Ce n’est pas, à proprement dit, une œuvre « théâtrale » mais une sorte de petit opéra avec images projetées, musique, danse et texte non chanté mais plutôt proclamé par quatre solistes placés sur un praticable côté cour : deux comédiennes Ela Hourcade, Laure Wolf , Fargass Assandé et Stéphane Pelliciaet , tout de noir vêtus, chacun devant un micro. Le spectacle a lieu sur la grande scène du théâtre d’Hérouville, où Michel Onfray, bien connu pour son Université populaire dans ce même théâtre tous les lundis où il dispense une conférence qui fait chaque semaine un véritable tabac..
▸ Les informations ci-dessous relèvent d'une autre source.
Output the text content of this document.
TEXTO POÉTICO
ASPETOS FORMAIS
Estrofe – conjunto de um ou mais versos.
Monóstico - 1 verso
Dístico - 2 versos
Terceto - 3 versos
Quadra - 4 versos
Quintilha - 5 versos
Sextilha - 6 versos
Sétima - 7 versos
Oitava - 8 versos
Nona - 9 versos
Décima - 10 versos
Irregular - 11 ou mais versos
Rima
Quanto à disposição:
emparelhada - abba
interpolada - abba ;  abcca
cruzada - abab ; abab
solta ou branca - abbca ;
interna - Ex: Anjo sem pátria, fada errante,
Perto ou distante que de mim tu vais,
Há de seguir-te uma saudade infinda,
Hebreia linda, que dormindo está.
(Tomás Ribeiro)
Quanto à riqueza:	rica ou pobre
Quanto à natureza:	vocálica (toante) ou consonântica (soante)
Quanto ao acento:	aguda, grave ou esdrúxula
Qu’est-ce que Le recours aux forêts? D’abord, un texte, commandé par Jean Lambert -wild: « Le stoïcien qui souhaitait que moi l’épicurien je réponde à une commande que je n’ai toujours pas comprise », dit Michel Onfray . C’est vrai que la recette ne figure pas dans les livres pourtant nombreux de théorie théâtro-culinaire. Pensez à quelques chose qui serait un spectacle à proprement dit théâtral ( même s’il ne comprend pas de personnages) au sens étymologique du terme (Theaô en grec ancien= voir) , puis demandez à votre ami et compositeur habituel, une musique à laquelle des comédiens pourraient associer le texte d ‘Onfray, et à une chorégraphe renommée de vous concevoir un solo pour un danseur, et laissez voguer votre inspiration à partir d’un voyage en Irlande, sur des images que vous avez pu mémoriser puis faire enregistrer, et puis surtout, commandez à un ami philosophe et écrivain, cordialement détesté par ses confrères qui prétendent (les Dieux savent pourquoi mais dans ces cas-là, c’est plutôt bon signe) qu’il ne fait pas de philosophie. sans doute parce qu’il qui est l’auteur de livres que beaucoup de gens, ont lu, à juste titre, avec passion , parce que sa langue et ses propos clairs et souvent tranchants, les aident aussi à se comprendre, et à vivre un peu mieux leur vie, de façon plutôt épicurienne. Ce qui n’est déjà pas si mal dans une vie d’homme qui vient d’avoir cinquante ans
Miche Onfray concocte donc un poème en deux parties: Permanence de l’apocalypse,et Traité des consolations dont le sous-titre est La Tentation de Démocrite, ce philosophe grec présocratique ( 460 ?-370 avant J.C.) ,convaincu que l’univers était composé d’atomes enveloppés dans le vide qui leur permettait d’être en mouvement et qui, dit-on, se fit construire une petite cabane dans le fond de son jardin pour fuir un monde qu’il trouvait détestable. Ce qui n’est pas sans déplaire à Michel Onfray , attaché à ses origines normandes, à la fois prolétaires et rurales…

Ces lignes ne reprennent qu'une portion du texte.